This function is designed to handle the output of colloc_leipzig to generate a tidy data frame required as input of collex_fye. The latter is used to compute collexeme/collocate strength using one-tailed Fisher-Yates Exact test.

collex_prepare_leipzig(
  list_output = NULL,
  leipzig_wordlist_path = leipzig_mywordlist_path,
  node_pattern = "regex for the node word",
  span = NULL,
  stopwords_list = NULL
)

Arguments

list_output

The list output of colloc_leipzig.

leipzig_wordlist_path

Full path to the wordlist table for each Leipzig Corpus File. This can be a plain text file or an .RData file.

node_pattern

Regex patterns of the node word specified in colloc_leipzig.

span

Character vector of the context-window span user wants to focus on for the collexeme/collocate analysis.
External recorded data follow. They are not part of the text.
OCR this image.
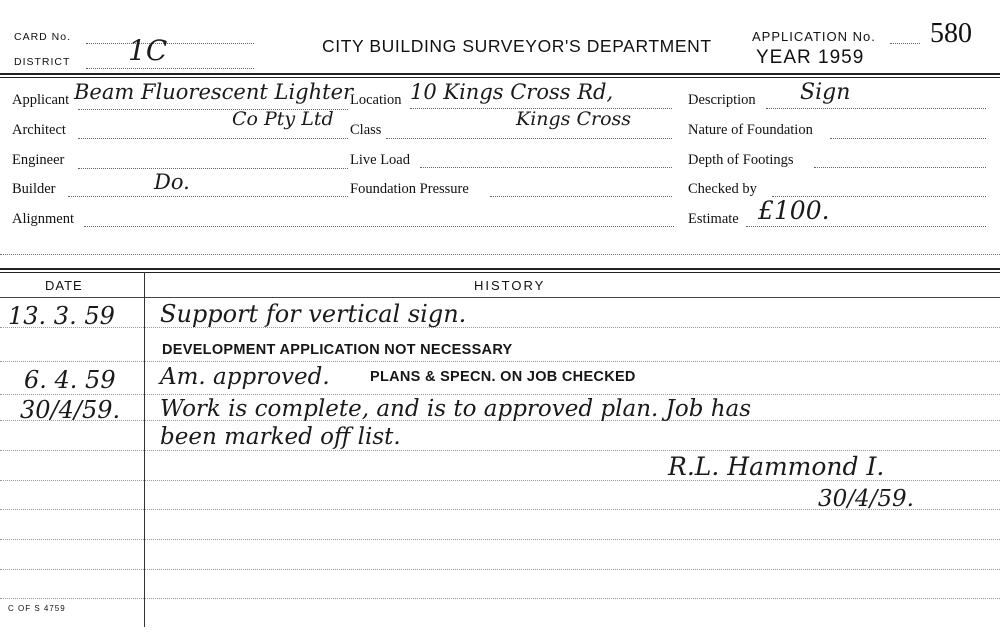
CARD No.
DISTRICT 1C	CITY BUILDING SURVEYOR'S DEPARTMENT	APPLICATION No. 580
YEAR 1959
Applicant Beam Fluorescent Lighter
Co Pty Ltd
Architect
Engineer
Builder	Do.
Alignment
Location 10 Kings Cross Rd,
Kings Cross
Class
Live Load
Foundation Pressure
Description Sign
Nature of Foundation
Depth of Footings
Checked by
Estimate £100.
DATE	HISTORY
13. 3. 59 Support for vertical sign.
DEVELOPMENT APPLICATION NOT NECESSARY
6. 4. 59 Am. approved.	PLANS & SPECN. ON JOB CHECKED
30/4/59. Work is complete, and is to approved plan. Job has
been marked off list.
R.L. Hammond I.
30/4/59.
C OF S 4759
For instance, single span: "l1", "r1"; or multiple spans: c("r1", "r2").

stopwords_list

A character vector of the stopword list.

Value

A tibble data frame

Examples

if (FALSE) { # retrieve collocates for a given word rgx <- "\\bmengakhir\\b" coll_df <- colloc_leipzig(leipzig_path = leipzig_corpus_path, pattern = rgx, window = "r", span = 4, save_results = FALSE, to_lower_colloc = TRUE) # get only the collocates output list_output <- coll_df$collocates # collstr analysis for collocates from Leipzig Corpora ### prepare input table for coll.analysis ### <--- HERE IS THE CALL FOR collex_prepare_leipzig() collex_tb <- collex_prepare_leipzig(list_output = coll_df, leipzig_wordlist_path = leipzig_mywordlist_path, node_pattern = rgx, span = c("r1"), stopwords_list = NULL) # remove any NA row data collex_tb <- dplyr::filter_all(collex_tb, dplyr::all_vars(!is.na(.))) # compute one-tailed FYE for collexeme analysis collex_tb <- dplyr::mutate(collex_tb, collstr = collex_fye(a = .data$a, # here is the call to collex_fye n_corpus = .data$corpus_size, n_coll = .data$n_w_in_corp, n_cxn = .data$n_pattern)) # sort in decreasing order by collostruction strength dplyr::arrange(collex_tb, dplyr::desc(collstr)) }